En verdad, los lectores ya conocíamos el argumento de la novela En agosto nos vemos, pues en 1999 García Márquez publicó en El País el primer capítulo o relato de la novela y más tarde aparecería en el mismo diario una entrevista donde revelaba que: “El común denominador del libro es que tratará de historias sobre amor de gente mayor”. Una confusión posterior llevó a pensar que el personaje protagonista femenino encontraría en la isla al amor de su vida, sin embargo, el editor de la novela cuenta en el epílogo: “Gabo me confesó divertido que no era el amor de su vida lo que su protagonista encontraba, sino un amante diferente en cada visita”.
De eso trata, en pocas palabras, la novela póstuma de García Márquez, de una mujer que aprovecha la visita que hace a la tumba de su madre cada año para buscar, en un hotel diferente, con un libro diferente, a un amante diferente que reinvente toda una vida de fidelidad conyugal. Las descripciones de estos amoríos son gráciles e inocentes:
“Se acaballó sobre él hasta el alma y lo devoró para ella sola y sin pensar en él, hasta que ambos quedaron perplejos y exhaustos en una sopa de sudor”.
Los encuentros sexuales de Ana Magdalena son siempre fortuitos y, sin juicios morales, suelen tener una consecuencia cómica que orilla a la protagonista, si no al arrepentimiento, sí a la renovación de sus expectativas sobre el sexo masculino.
… y lo único que le quedaba en su noche loca era un triste olor de lavanda en el aire purificado por la borrasca. Sólo cuando cogió el libro de la mesa de noche para guardarlo en el maletín,se dio cuenta de que él le había dejado entre sus páginas de horror un billete de veinte dólares.
A lo largo de la novela, Ana Magdalena no superará la grosería de que su primer amante le dejara un billete de veinte dólares, es decir, que la tratara como a una trabajadora sexual:
“Aunque no fuera consciente de las razones de su cambio, algo tenía que ver con ellas el billete de veinte dólares que llevaba en la página dieciséis de su libro. Lo había padecido con un sentimiento de humillación insoportable y sin un instante de sosiego. Había llorado de rabia por la frustración de no saber quién era el hombre a quien tendría que matar por haber envilecido el recuerdo de una aventura feliz”.

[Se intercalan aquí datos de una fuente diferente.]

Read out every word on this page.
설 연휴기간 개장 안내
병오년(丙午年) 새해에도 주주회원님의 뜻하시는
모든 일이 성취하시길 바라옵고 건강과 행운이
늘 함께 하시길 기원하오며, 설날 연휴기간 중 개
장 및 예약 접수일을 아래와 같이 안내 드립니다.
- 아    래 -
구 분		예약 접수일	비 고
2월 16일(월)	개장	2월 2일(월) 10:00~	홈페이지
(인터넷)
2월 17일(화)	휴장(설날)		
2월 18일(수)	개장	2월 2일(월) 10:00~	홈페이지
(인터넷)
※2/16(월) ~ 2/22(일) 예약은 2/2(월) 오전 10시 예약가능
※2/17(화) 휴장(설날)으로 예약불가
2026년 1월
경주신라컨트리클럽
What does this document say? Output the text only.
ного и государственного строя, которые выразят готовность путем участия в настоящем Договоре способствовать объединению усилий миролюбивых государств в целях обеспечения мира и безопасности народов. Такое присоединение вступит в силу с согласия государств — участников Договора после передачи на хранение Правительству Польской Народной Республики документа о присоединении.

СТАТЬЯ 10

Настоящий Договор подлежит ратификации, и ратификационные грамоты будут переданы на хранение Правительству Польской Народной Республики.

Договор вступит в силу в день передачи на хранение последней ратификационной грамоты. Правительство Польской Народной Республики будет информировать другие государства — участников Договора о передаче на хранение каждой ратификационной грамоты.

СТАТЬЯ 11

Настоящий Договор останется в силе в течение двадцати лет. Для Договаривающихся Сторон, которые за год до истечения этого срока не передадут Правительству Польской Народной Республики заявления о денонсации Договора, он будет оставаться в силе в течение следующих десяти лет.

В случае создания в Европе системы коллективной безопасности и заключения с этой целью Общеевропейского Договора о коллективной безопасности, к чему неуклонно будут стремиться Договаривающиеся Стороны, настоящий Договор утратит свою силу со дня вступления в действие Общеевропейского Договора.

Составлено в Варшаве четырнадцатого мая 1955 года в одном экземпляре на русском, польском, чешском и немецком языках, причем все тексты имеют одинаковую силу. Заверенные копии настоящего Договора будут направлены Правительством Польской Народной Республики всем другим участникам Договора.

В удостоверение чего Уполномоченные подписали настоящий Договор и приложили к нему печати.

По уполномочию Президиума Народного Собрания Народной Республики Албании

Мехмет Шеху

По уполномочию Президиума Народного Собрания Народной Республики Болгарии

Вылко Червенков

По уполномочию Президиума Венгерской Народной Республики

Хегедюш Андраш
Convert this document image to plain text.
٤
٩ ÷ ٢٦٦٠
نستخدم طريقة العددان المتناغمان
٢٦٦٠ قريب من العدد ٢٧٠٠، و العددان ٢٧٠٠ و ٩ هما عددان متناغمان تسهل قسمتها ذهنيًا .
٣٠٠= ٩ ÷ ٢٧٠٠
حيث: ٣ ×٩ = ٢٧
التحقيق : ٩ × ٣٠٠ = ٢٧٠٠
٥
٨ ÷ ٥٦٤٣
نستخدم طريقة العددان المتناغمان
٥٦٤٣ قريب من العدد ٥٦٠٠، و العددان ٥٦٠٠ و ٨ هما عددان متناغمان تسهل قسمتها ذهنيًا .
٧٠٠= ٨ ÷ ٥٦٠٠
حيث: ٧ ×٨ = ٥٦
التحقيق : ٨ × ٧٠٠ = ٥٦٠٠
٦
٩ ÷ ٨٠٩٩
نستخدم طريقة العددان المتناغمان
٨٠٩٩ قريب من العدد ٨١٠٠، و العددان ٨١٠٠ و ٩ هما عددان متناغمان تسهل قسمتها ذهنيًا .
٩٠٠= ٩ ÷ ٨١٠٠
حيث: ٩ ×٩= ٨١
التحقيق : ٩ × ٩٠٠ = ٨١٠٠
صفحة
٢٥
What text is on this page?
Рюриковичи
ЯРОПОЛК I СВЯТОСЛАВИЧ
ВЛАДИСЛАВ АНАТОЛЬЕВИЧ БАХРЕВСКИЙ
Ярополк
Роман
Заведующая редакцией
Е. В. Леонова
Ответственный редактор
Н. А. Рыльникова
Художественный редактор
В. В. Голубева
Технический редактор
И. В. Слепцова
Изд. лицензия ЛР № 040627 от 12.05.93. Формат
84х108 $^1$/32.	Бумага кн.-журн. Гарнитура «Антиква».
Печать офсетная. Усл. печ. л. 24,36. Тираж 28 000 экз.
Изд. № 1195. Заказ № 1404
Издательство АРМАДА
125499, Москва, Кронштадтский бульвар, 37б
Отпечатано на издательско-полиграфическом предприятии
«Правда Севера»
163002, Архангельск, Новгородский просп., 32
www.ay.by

Porque los amores de Ana Magdalena en la isla donde está enterrada su madre, además de fortuitos, son anónimos. Ella nunca pretende conocer los nombres de sus amantes ni tiene planeado seguir en contacto con ellos después de la visita. Su matrimonio es feliz y anómalamente erótico después de veintisiete años y dos hijos. Su hijo mayor realiza estudios en el extranjero y es exitoso, como el padre, y su hija, después de una aventura con un trompetista que recuerda a la canción Ligia Elena de Rubén Blades, tiene en mente enclaustrarse en un convento, cosa que su madre no ve con buenos ojos, pero nada puede hacer para que desista.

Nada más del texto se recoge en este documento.